L’accompagnement de Tous vélo-actifs, la plateforme Bike to work, les tests de vélos à assistance électriques proposés il y a quelque temps par la Wallonie, le Bike project, le Mobility changers, l’action MobiBW ou le projet CHC Tous à Vélo sont d’autres outils qui participent aux mêmes objectifs.
Des outils pour les services RH
Mais la multimodalité doit aussi se gérer au sein d’un service RH. Comment, en effet, encoder facilement les indemnités des travailleurs multimodaux ? Dans sa présentation, Béatrice Schobbens a énuméré les méthodes traditionnelles (pointeuse, timesheet, Google form, interface du secrétariat social, etc.). Mais pour plus d’efficacité et surtout pour perdre moins de temps, il est possible de se servir de plateformes auxquelles l’entreprise est peut-être déjà abonnée pour la gestion, par exemple, de son covoiturage, de son parking, des trajets à vélo… (MobiCalendar, Commuty, bike to work, Jeasy). Enfin, il existe des outils spécialisés et directement dédiés à la gestion de la multimodalité. La Cellule Mobilité en a fait un comparatif complet sur son site web.
Témoignage
Pour le témoignage, la Cellule Mobilité a fait appel à Thomas Canon d’IBA. L’entreprise néo-louvaniste a, en effet, évalué que 21% de ses émissions de CO2 provenaient des déplacements domicile-travail de ses employés. Son objectif étant d’être neutre en carbone d’ici 2030, l’effort doit aussi se porter sur ce segment.
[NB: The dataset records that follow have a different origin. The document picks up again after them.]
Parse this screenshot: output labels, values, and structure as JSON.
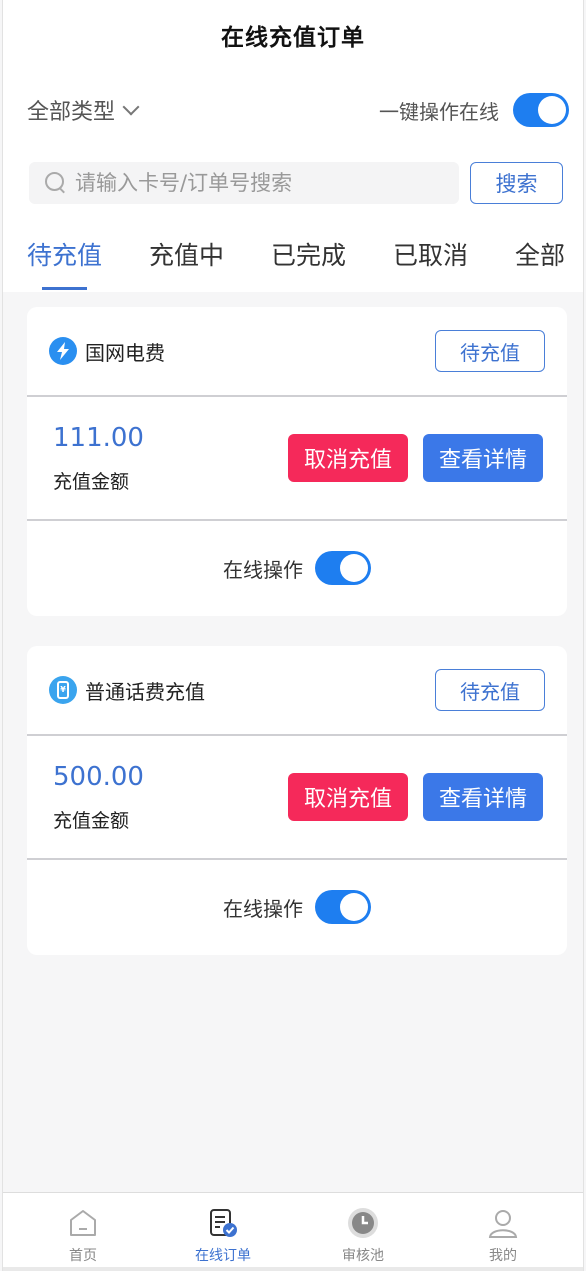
{
  "header": {
    "title": "在线充值订单"
  },
  "filter": {
    "type_label": "全部类型",
    "one_key_label": "一键操作在线",
    "one_key_on": true
  },
  "search": {
    "placeholder": "请输入卡号/订单号搜索",
    "value": "",
    "button_label": "搜索"
  },
  "tabs": [
    {
      "label": "待充值",
      "active": true
    },
    {
      "label": "充值中",
      "active": false
    },
    {
      "label": "已完成",
      "active": false
    },
    {
      "label": "已取消",
      "active": false
    },
    {
      "label": "全部",
      "active": false
    }
  ],
  "orders": [
    {
      "icon": "lightning-icon",
      "name": "国网电费",
      "status": "待充值",
      "amount": "111.00",
      "amount_label": "充值金额",
      "cancel_label": "取消充值",
      "detail_label": "查看详情",
      "online_label": "在线操作",
      "online_on": true
    },
    {
      "icon": "phone-icon",
      "name": "普通话费充值",
      "status": "待充值",
      "amount": "500.00",
      "amount_label": "充值金额",
      "cancel_label": "取消充值",
      "detail_label": "查看详情",
      "online_label": "在线操作",
      "online_on": true
    }
  ],
  "nav": [
    {
      "label": "首页",
      "icon": "home-icon",
      "active": false
    },
    {
      "label": "在线订单",
      "icon": "order-icon",
      "active": true
    },
    {
      "label": "审核池",
      "icon": "clock-icon",
      "active": false
    },
    {
      "label": "我的",
      "icon": "user-icon",
      "active": false
    }
  ],
  "colors": {
    "accent": "#3d72d0",
    "danger": "#f5295a",
    "primary_btn": "#3b78e8",
    "toggle": "#1e7ef0"
  }
}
La flotte de véhicules de société devra donc être 100% électrique, mais l’enjeu est aussi de réduire drastiquement cette flotte (pas plus de 25% de voitures) et les déplacements domicile-travail en voiture (pas plus de 20%). Pour ce faire, IBA a fait appel à Mob Box afin de disposer d’un diagnostic précis de la mobilité de ses travailleurs. Il en ressort qu’un report modal vers les transports en commun ou vers le vélo est envisageable pour certains travailleurs surtout que, d’après l’enquête réalisée, 70% d’entre eux se disent prêts à changer occasionnellement de mobilité. L’introduction de dispositions plus restrictives dans la car policy fait partie des leviers identifiés pour atteindre les objectifs fixés. De même que la poursuite du leasing vélo et l’intensification des actions pour promouvoir ce mode. Le potentiel de charge des voitures électriques sur site a été upgradé (+ installation de carports photovoltaïques) et un projet-pilote mis en place pour tester le travail dans des espaces de coworking plus proches du domicile des travailleurs. IBA aimerait, en point d’orgue, mettre en place le budget mobilité, mais c’est impossible actuellement en raison de sa politique de salary sacrifice utilisée jusqu’à présent pour l’octroi des voitures de société (modèle pourtant plus responsable) parce que celle-ci n’est pas reprise dans les conditions d’accès du budget mobilité.